Insgesamt 216 Bewertungen
Bewertung vom 07.06.2021
Teufelsberg / Kommissar Wolf Heller Bd.2
Kellerhoff, Lutz Wilhelm;Kellerhoff, Lutz W.

Teufelsberg / Kommissar Wolf Heller Bd.2


sehr gut

Zeitporträt der wilden 60er

Nach ,,Die Tote im Wannsee“ legen die drei Autoren Lutz, Wilhelm und Kellerhoff mit ,,Teufelsberg“ ihren zweiten Kriminalroman mit Kommissar Wolf Keller vor. ,,Teufelsberg“ spielt im Westberlin der späten 60er Jahre und lässt den historischen und politischen Hintergrund der Zeit wieder aufleben.
Als die Frau eines Richters brutal erwürgt wird, ist ganz Berlin in Aufruhr. Die Tatsache, dass die Ermordete Jüdin war und außerdem ihr Ehemann Morddrohungen der radikalen Linken erhalten hat, verkomplizieren die Ermittlungen von Kommissar Wolf Heller. Einiges weist auf einen politisch motivierten Mord hin, doch Heller hat so seine Zweifel. Immer wieder kreuzt die lebenslustige Amerikanerin Louise Mackenzie Hellers Wege. Sie ist außerdem noch die Nichte der Toten und führt deshalb eigene Recherchen durch, die sie aber in große Gefahr bringen…..
Da es sich um Band 2 der Reihe mit Wolf Keller handelt, sollte man den Vorgängerband besser gelesen haben, um ohne Schwierigkeiten den zahlreichen Figuren und ihren Beziehungen untereinander folgen zu können.
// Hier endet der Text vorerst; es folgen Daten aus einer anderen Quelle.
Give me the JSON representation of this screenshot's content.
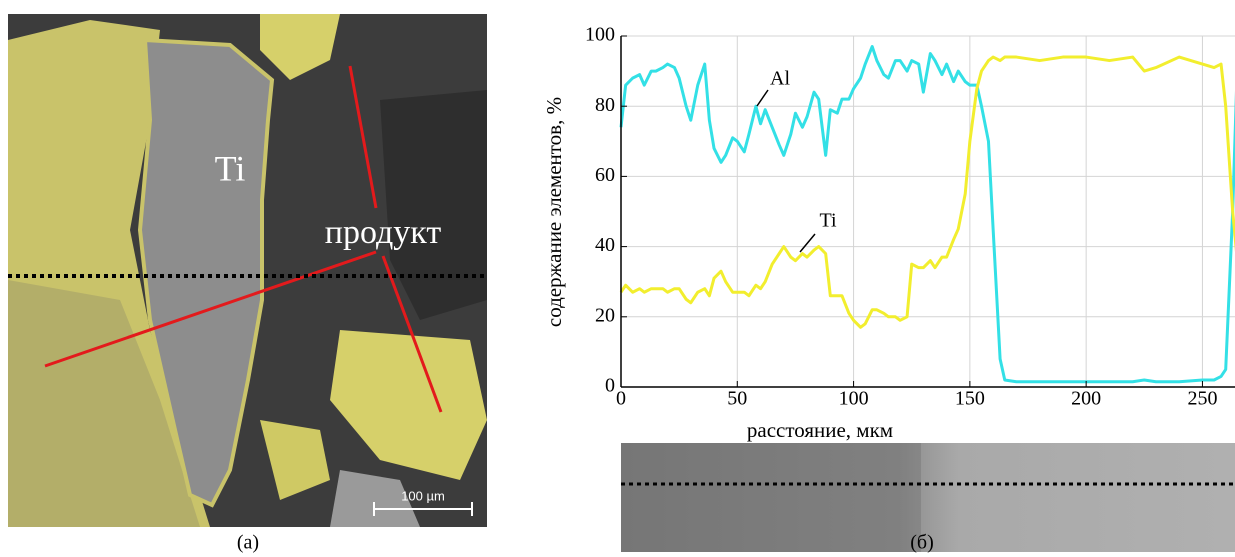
{
  "figure": {
    "panel_a": {
      "label": "(a)",
      "phase_label": "Ti",
      "product_label": "продукт",
      "scale_bar": "100 µm"
    },
    "panel_b": {
      "label": "(б)"
    }
  },
  "chart_data": {
    "type": "line",
    "x_label": "расстояние, мкм",
    "y_label": "содержание элементов, %",
    "annotations": [
      "Al",
      "Ti"
    ],
    "x": [
      0,
      2,
      5,
      8,
      10,
      13,
      15,
      18,
      20,
      23,
      25,
      28,
      30,
      33,
      36,
      38,
      40,
      43,
      45,
      48,
      50,
      53,
      55,
      58,
      60,
      62,
      65,
      68,
      70,
      73,
      75,
      78,
      80,
      83,
      85,
      88,
      90,
      93,
      95,
      98,
      100,
      103,
      105,
      108,
      110,
      113,
      115,
      118,
      120,
      123,
      125,
      128,
      130,
      133,
      135,
      138,
      140,
      143,
      145,
      148,
      150,
      153,
      155,
      158,
      160,
      163,
      165,
      170,
      180,
      190,
      200,
      210,
      220,
      225,
      230,
      240,
      250,
      255,
      258,
      260,
      263,
      265
    ],
    "series": [
      {
        "name": "Al",
        "color": "#33e0e6",
        "values": [
          74,
          86,
          88,
          89,
          86,
          90,
          90,
          91,
          92,
          91,
          88,
          80,
          76,
          86,
          92,
          76,
          68,
          64,
          66,
          71,
          70,
          67,
          72,
          80,
          75,
          79,
          74,
          69,
          66,
          72,
          78,
          74,
          77,
          84,
          82,
          66,
          79,
          78,
          82,
          82,
          85,
          88,
          92,
          97,
          93,
          89,
          88,
          93,
          93,
          90,
          93,
          92,
          84,
          95,
          93,
          89,
          92,
          87,
          90,
          87,
          86,
          86,
          80,
          70,
          45,
          8,
          2,
          1.5,
          1.5,
          1.5,
          1.5,
          1.5,
          1.5,
          2,
          1.5,
          1.5,
          2,
          2,
          3,
          5,
          50,
          92
        ]
      },
      {
        "name": "Ti",
        "color": "#f2ee2e",
        "values": [
          27,
          29,
          27,
          28,
          27,
          28,
          28,
          28,
          27,
          28,
          28,
          25,
          24,
          27,
          28,
          26,
          31,
          33,
          30,
          27,
          27,
          27,
          26,
          29,
          28,
          30,
          35,
          38,
          40,
          37,
          36,
          38,
          37,
          39,
          40,
          38,
          26,
          26,
          26,
          21,
          19,
          17,
          18,
          22,
          22,
          21,
          20,
          20,
          19,
          20,
          35,
          34,
          34,
          36,
          34,
          37,
          37,
          42,
          45,
          55,
          70,
          85,
          90,
          93,
          94,
          93,
          94,
          94,
          93,
          94,
          94,
          93,
          94,
          90,
          91,
          94,
          92,
          91,
          92,
          80,
          50,
          36
        ]
      }
    ],
    "xlim": [
      0,
      264
    ],
    "ylim": [
      0,
      100
    ],
    "xticks": [
      0,
      50,
      100,
      150,
      200,
      250
    ],
    "yticks": [
      0,
      20,
      40,
      60,
      80,
      100
    ],
    "grid": true
  }
}
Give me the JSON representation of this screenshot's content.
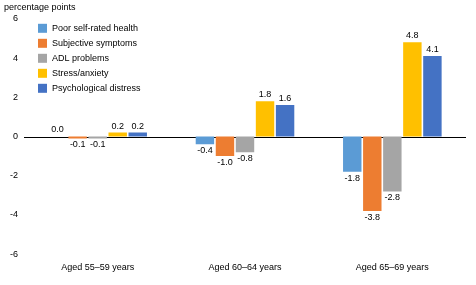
{
  "chart_data": {
    "type": "bar",
    "y_label": "percentage points",
    "categories": [
      "Aged 55–59 years",
      "Aged 60–64 years",
      "Aged 65–69 years"
    ],
    "series": [
      {
        "name": "Poor self-rated health",
        "color": "#5b9bd5",
        "values": [
          0.0,
          -0.4,
          -1.8
        ],
        "value_labels": [
          "0.0",
          "-0.4",
          "-1.8"
        ]
      },
      {
        "name": "Subjective symptoms",
        "color": "#ed7d31",
        "values": [
          -0.1,
          -1.0,
          -3.8
        ],
        "value_labels": [
          "-0.1",
          "-1.0",
          "-3.8"
        ]
      },
      {
        "name": "ADL problems",
        "color": "#a5a5a5",
        "values": [
          -0.1,
          -0.8,
          -2.8
        ],
        "value_labels": [
          "-0.1",
          "-0.8",
          "-2.8"
        ]
      },
      {
        "name": "Stress/anxiety",
        "color": "#ffc000",
        "values": [
          0.2,
          1.8,
          4.8
        ],
        "value_labels": [
          "0.2",
          "1.8",
          "4.8"
        ]
      },
      {
        "name": "Psychological distress",
        "color": "#4472c4",
        "values": [
          0.2,
          1.6,
          4.1
        ],
        "value_labels": [
          "0.2",
          "1.6",
          "4.1"
        ]
      }
    ],
    "ylim": [
      -6,
      6
    ],
    "yticks": [
      -6,
      -4,
      -2,
      0,
      2,
      4,
      6
    ],
    "grid": false,
    "legend": "upper left",
    "data_labels": true
  }
}
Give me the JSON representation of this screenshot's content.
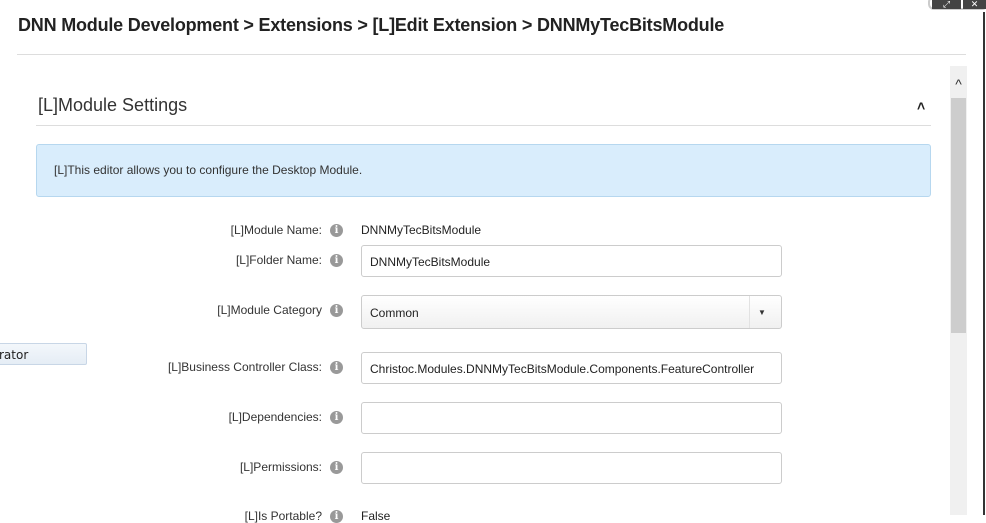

Hellers Privatleben wird recht ausführlich Raum gegeben, was der Veranschaulichung der zeitgenössischen Atmosphäre zugute kommt, allerdings leider auch auf Kosten der Spannung geht.
Das Autorentrio hat ein gelungenes Zeitporträt mit einem interessanten, aber leider nicht allzu spannenden Kriminalfall verknüpft. Für historisch interessierte Leser dennoch ein empfehlenswertes Buch!

Bewertung vom 13.05.2021
Als wir uns die Welt versprachen
Casagrande, Romina

Als wir uns die Welt versprachen


gut

Gemischte Gefühle
Die neunzigjährige Südtirolerin Edna lebt sehr zurückgezogen mit ihrem Papagei Emil. Ihr Leben verläuft in ruhigen, regelmäßigen Bahnen. Als sie aber in einer deutschen Zeitschrift das Bild ihrer Freundes Jacob sieht, bricht sie aus ihrer beschaulichen Zurückgezogenheit auf. Mitsamt ihrem Papagei macht sie sich auf den Weg, über die Alpen, bis nach Ravensburg. Dort hatte sie als junges Mädchen zusammen mit tausenden anderen ,,Schwabenkindern“ auf einem Hof schwere Arbeit leisten müssen und unter menschenunwürdigen, fast sklavenähnlichen Bedingungen gelebt. Dort hatte sie auch in Jacob einen Freund gefunden, der ihr Mut und Trost gegeben hatte. Doch bei einem Fluchtversuch wurden sie auseinandergerissen. Noch heute plagen Edna deshalb Schuldgefühle, die sie nun, fast am Ende ihres Lebens, zu dieser Reise treiben. Zu Fuß, mit Bus und Zug und ihrem Papagei beginnt Edna diese beschwerliche Reise, die aber zu vielen überraschender Begegnungen und berührenden Momenten führen. Auf dem Weg beginnt Edna sich zu öffnen und nach und nach lässt sie so auch ihre lang verdrängten Erinnerungen an die Oberfläche kommen. So erfährt der Leser in immer wieder eingestreuten Passagen von Ednas Leben auf dem oberschwäbischen Hof, von den Ungerechtigkeiten, dem Heimweh, den Zudringlichkeiten der Männer….
,,Als wir uns die Welt versprachen“ erzählt wie schon die Kinderbücher ,,Hungerweg“ von Othmar Franz Lang oder ,,Das verkaufte Glück“ von Manfred Mai vom Schicksal der Schwabenkinder. Jedoch wird Casagrande in manchem deutlicher und konkreter, was in den Kinderbüchern nur angedeutet wurde.
Allerdings erscheint mir die beschwerliche Reise, teilweise zu Fuß, mitsamt dem Papagei und Übernachtungen teils im Freien für eine Frau in diesem Alter wenig realistisch, die ,,wundersamen Begegnungen“ Ednas auf ihrer Reise wirken zum Teil etwas konstruiert und eher schräg. Auch bleibt so einiges offen, z.B. warum Edna nicht schon früher nach Jacob gesucht hat.
Der Roman ist auf jeden Fall lesenswert, vor allem die historischen Passagen sind bedrückend und sehr bewegend. Der ,,moderne“ Teil konnte mich allerdings nicht so überzeugen und noch weniger begeistern.

Bewertung vom 30.04.2021
Die Erfindung der Sprache
Baumheier, Anja

Die Erfindung der Sprache


ausgezeichnet

Auf der Suche nach dem verlorenen Glück….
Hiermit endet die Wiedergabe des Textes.